Learning to pray

Quote from a book I’ve just finished reading called Green Dolphin Street by Elizabeth Goudge:

She’d not known that to fight with the weapon of prayer that which destroys happiness
is to have it round upon yourself.
“For we wrestle not against flesh and blood, but against principalities,
against powers, against the rulers of the darkness of this world,
against spiritual wickedness in high places.”
To pray for the diseased, the wicked, the insane,
was to be bound with their chains and tortured with their fears,
it was to stagger beneath a load as heavy as that of Atlas,
and yet somehow find the strength not to be bowed down to the earth by it
but to lift it up and up,
to straighten one’s self with it,
until again there came that sense of support.

But it never seemed to come until
it seemed that the last moment of endurance had been reached.

The language is a little old fashioned, after all the book was written in 1944 and it recounts a fictional story of two sisters in the late 1800’s.

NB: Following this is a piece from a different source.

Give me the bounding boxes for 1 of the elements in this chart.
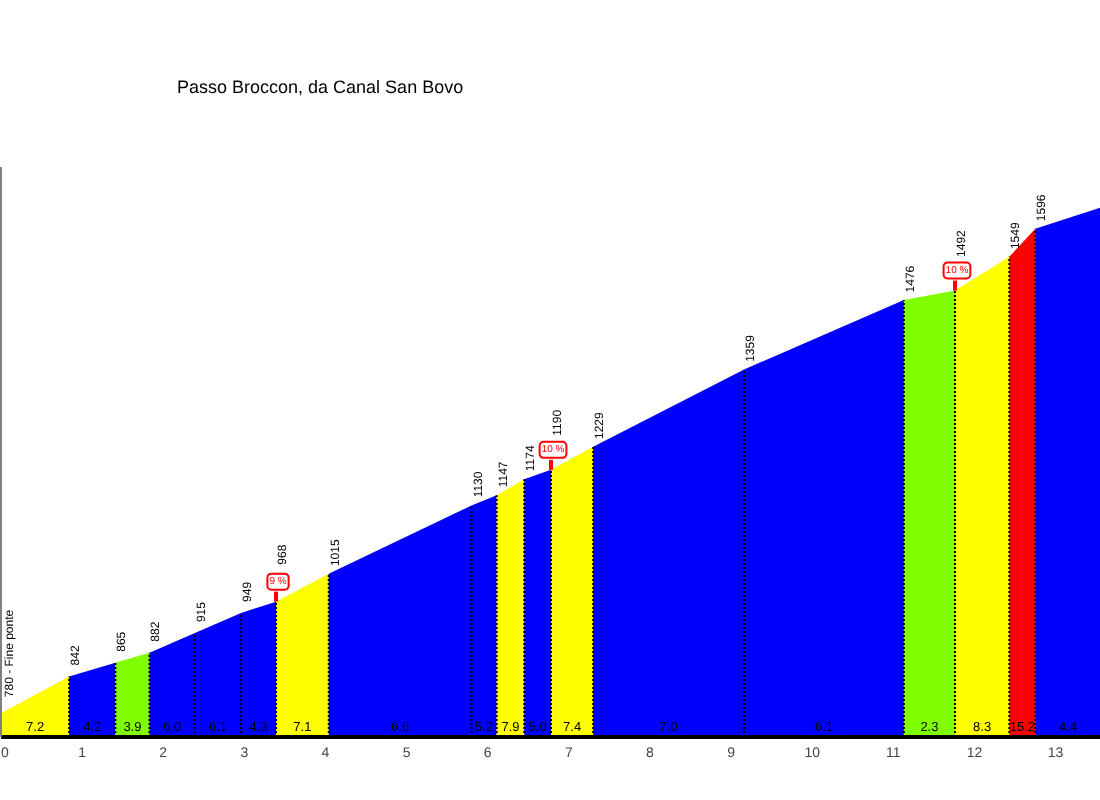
chart-title: Passo Broccon, da Canal San Bovo [177,77,464,97]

But the lines quoted here are so profound.
If you’ve ever prayed that intensity in spiritual warfare for someone. Then you understand it.
If your prayers are just worries preceded by “Dear God” and ended with “Amen”, then I’m sure this quote sounds like jibberish.

It is really work to pray the prayers of spiritual weaponry. To take a stand for someone to destroy that which destroys happiness, true happiness. To feel their chains.
The spiritual sweat is rewarded with greater faith, a fresh vision of the eternal, unseen realities.

These prayers are the marks of the spiritually mature.
Thirty plus years walking the faith road, and I’m only just a toddler in these prayers.
I believe, Lord, but help my unbelief!